Заскрипел, поднимаясь, служебный лифт, и через минуту двери открыл седой человек.
— Эйб! — кинулась к нему Сьюзен. — Тито еще не ушел?
— Ушел, миссис Рид. Могу я вам помочь?
— А завтра будет?
— Тито? А разве вы не слышали?
— Про что? — И она мысленно увидела Тито, уничтоженного, избитого, покалеченного, чтобы он не мог помочь ей.

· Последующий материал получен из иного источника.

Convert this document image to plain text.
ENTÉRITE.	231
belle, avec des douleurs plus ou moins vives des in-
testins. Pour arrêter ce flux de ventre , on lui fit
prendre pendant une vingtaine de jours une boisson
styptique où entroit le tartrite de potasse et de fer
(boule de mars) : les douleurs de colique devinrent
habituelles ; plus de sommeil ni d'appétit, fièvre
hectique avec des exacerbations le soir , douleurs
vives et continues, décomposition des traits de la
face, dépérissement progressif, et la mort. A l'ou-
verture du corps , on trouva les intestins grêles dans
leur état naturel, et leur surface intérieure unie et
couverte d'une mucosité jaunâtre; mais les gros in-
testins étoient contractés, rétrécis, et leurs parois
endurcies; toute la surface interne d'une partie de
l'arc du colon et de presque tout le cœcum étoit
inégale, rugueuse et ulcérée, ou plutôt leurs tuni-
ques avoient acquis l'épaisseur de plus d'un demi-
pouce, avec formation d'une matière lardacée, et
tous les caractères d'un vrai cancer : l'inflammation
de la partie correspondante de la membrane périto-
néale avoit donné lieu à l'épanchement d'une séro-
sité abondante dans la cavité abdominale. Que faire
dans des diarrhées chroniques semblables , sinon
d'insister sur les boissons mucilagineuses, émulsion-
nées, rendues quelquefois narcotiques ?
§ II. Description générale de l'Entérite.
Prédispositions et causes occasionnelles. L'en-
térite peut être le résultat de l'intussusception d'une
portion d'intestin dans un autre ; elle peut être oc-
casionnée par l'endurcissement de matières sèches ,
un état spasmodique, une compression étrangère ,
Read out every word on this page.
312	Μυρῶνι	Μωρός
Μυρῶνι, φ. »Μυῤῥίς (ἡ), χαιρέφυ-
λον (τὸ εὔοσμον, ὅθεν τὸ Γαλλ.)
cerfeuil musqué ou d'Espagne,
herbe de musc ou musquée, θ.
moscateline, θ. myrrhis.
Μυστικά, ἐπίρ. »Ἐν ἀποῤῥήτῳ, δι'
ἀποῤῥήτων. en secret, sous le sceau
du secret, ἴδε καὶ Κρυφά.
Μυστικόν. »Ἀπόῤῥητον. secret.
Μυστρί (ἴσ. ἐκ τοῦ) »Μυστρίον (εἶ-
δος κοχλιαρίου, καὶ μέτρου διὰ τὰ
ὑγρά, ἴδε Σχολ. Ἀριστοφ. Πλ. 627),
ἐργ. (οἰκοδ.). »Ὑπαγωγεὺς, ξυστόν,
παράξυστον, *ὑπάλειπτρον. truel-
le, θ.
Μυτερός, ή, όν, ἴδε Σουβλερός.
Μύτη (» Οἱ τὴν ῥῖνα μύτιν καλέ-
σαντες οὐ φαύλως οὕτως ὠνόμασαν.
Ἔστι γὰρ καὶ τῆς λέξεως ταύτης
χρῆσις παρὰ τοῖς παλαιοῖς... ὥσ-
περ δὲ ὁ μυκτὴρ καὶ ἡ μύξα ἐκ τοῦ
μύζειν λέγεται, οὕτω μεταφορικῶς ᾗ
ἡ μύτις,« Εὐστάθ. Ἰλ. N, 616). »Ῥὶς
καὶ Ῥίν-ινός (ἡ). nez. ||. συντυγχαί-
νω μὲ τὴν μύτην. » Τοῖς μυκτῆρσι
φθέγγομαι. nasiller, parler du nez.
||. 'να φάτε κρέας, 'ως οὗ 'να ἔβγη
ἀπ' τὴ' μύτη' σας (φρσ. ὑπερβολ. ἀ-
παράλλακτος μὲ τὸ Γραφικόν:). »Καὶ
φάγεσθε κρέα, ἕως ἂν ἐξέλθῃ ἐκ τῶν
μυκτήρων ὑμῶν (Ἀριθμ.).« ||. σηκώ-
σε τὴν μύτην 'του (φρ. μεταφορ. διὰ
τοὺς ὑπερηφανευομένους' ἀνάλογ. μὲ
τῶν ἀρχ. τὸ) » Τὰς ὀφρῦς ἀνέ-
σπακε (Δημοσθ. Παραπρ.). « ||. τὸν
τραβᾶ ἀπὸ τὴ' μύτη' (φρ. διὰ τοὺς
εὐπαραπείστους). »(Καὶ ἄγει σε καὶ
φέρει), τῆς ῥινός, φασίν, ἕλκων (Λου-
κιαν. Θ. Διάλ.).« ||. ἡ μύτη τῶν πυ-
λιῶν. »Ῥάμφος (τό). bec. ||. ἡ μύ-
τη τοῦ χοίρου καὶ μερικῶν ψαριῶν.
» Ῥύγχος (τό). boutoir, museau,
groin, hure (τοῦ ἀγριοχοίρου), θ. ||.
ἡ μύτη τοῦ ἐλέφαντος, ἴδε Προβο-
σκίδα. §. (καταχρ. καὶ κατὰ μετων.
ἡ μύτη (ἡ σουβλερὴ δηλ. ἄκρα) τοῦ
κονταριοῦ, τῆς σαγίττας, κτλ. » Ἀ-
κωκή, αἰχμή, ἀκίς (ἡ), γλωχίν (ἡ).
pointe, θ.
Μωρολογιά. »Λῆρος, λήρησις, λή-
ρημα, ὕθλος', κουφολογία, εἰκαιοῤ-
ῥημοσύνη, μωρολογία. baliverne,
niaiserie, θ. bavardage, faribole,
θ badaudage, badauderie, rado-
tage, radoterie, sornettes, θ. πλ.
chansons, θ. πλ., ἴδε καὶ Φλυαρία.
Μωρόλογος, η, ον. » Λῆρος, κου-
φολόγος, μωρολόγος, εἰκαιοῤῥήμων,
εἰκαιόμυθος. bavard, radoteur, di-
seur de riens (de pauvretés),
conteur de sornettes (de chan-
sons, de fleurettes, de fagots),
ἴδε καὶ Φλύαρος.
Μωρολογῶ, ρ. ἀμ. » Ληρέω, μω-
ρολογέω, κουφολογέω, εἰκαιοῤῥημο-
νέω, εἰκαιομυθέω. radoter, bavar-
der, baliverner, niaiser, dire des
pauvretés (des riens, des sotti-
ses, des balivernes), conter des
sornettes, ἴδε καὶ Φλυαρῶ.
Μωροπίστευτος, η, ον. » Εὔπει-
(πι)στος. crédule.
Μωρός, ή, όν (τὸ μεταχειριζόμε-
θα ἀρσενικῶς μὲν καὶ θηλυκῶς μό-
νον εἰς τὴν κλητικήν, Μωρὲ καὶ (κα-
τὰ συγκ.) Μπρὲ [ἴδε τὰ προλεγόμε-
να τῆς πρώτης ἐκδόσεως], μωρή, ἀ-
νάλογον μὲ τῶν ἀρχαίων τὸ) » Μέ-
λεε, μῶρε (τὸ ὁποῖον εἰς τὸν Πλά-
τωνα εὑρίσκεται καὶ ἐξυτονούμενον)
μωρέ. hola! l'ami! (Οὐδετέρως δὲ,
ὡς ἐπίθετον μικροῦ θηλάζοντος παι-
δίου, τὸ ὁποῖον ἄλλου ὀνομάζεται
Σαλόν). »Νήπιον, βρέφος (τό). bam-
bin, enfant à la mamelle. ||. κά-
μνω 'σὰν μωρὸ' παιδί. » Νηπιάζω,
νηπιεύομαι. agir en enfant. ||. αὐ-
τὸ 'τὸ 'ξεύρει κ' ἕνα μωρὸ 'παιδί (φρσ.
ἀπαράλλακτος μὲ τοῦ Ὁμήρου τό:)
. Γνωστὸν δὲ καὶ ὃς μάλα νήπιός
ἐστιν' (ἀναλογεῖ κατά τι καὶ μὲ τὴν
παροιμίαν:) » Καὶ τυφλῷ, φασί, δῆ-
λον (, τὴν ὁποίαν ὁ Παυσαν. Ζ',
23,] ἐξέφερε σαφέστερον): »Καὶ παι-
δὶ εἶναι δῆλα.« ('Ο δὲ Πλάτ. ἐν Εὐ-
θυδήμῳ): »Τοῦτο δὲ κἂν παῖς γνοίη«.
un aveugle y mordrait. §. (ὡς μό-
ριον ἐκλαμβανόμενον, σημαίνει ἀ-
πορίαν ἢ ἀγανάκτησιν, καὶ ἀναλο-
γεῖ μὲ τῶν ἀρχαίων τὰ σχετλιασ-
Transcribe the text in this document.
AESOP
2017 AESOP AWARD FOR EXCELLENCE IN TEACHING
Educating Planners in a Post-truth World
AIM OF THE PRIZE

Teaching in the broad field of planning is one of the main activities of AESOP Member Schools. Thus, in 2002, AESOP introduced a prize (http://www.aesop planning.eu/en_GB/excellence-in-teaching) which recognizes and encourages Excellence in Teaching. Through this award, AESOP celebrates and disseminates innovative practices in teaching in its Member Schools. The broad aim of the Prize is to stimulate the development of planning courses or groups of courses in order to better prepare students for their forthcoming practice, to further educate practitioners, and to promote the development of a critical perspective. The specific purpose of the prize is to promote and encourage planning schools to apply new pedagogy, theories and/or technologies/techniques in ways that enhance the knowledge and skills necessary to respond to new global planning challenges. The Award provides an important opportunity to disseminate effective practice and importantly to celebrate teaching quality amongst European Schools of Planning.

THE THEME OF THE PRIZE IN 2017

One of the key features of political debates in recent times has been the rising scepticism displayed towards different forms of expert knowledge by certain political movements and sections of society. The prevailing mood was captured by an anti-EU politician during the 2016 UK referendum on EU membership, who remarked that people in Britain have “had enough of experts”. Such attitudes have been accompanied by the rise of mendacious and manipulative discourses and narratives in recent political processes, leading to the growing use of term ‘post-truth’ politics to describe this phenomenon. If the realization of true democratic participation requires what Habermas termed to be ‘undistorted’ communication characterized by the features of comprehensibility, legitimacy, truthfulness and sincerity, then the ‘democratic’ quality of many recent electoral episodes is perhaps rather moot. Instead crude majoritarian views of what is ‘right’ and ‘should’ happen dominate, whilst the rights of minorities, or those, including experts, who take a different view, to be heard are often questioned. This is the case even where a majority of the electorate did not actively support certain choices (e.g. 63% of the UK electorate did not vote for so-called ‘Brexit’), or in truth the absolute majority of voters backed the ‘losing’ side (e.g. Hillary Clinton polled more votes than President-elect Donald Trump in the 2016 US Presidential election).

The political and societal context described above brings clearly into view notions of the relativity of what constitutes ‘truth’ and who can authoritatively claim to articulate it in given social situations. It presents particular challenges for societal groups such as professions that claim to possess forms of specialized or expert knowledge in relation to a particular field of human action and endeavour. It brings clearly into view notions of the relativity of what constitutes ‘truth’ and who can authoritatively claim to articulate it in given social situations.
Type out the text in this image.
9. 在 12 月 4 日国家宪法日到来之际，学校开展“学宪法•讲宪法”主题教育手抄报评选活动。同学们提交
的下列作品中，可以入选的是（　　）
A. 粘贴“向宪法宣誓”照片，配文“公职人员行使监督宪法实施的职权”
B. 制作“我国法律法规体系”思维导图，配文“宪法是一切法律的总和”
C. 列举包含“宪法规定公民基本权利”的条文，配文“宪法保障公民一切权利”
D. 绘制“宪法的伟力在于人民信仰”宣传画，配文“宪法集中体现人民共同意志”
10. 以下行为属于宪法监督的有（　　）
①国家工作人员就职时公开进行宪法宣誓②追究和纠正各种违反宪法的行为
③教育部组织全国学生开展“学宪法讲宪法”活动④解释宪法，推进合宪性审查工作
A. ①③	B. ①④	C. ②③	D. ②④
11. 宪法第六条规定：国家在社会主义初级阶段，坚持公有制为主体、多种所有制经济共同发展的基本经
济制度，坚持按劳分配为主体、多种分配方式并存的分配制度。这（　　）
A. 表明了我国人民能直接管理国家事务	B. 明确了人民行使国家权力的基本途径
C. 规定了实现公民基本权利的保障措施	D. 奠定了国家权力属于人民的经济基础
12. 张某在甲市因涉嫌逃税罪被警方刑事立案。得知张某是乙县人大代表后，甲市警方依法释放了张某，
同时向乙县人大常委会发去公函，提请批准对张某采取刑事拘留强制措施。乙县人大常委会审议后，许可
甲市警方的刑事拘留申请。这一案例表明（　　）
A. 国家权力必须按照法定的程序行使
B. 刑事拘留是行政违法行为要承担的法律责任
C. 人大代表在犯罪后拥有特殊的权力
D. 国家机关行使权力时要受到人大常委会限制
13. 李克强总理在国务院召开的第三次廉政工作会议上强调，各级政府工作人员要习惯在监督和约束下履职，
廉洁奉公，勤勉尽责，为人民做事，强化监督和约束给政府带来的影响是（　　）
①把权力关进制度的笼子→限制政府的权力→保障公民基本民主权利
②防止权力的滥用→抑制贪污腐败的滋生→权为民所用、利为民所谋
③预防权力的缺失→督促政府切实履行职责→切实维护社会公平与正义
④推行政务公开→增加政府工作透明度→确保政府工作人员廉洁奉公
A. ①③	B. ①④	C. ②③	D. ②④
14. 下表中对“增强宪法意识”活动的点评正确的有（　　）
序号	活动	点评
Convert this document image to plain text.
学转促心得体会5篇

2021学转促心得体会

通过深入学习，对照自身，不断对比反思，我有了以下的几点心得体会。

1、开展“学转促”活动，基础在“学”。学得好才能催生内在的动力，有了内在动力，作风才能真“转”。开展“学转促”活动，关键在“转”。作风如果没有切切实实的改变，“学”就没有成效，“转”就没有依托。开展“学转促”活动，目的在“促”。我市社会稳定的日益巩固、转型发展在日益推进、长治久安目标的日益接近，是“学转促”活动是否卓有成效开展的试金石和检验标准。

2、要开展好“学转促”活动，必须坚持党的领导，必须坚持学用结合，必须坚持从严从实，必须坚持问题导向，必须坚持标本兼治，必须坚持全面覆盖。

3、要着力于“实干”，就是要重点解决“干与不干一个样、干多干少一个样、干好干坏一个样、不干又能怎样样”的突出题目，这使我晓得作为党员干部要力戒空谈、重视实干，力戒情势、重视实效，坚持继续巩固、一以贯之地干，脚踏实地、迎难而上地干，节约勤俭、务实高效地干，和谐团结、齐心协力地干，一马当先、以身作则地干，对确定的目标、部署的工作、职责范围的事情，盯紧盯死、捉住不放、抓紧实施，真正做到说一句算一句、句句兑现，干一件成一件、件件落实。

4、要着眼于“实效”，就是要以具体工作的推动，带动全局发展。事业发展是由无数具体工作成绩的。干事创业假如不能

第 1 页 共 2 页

— Тито уволился. Сегодня он работал у нас последний день. Я думал, все знают.
Они вернулись в квартиру. Сьюзен с облегчением, что Тито не причинили вреда, Лу едва не больной от тревоги. Зазвонил телефон.
— Не подходи! — крикнула Сьюзен.
— Но, милая…
— Не отвечай!
Лу поднял трубку. Звонила мать Сьюзен. Он протянул трубку жене. Сначала она отнекивалась, но затем, сознавая, что должна победить себя, взяла.
— Алло? — Сьюзен старалась не слышать того, что могло быть на другом конце провода.
— Сьюзен? У меня дурные новости.
— Что случилось?
— Джимми, — заплакала мама. — Это с Джимми.
Застыв, Сьюзен слушала, а когда мать закончила, посоветовала:
— Прими что-нибудь, мама. Прими и ляг в постель. Я сейчас, я еду. — И она положила трубку. Видя ее лицо — пепельное, потрясенное, Лу спросил:
— Что?
— Мой двоюродный брат, — почти без выражения бросила она, — погиб в автокатастрофе.
— Господи, милая… — Лу направился к ней.
— Да умрут перворожденные…
— Что?!
Она оглянулась на него. Неужели он так еще не понял? Но — неважно. Неважно, пусть.
— Все в Библии, — повторила она. — Кары, которые Моисей насылал на Египет.
Питер улыбнулся ей сочувственной улыбкой, но в ней читалось то же выражение, какое она наблюдала на лице Лу — покорное принятие факта: она больна.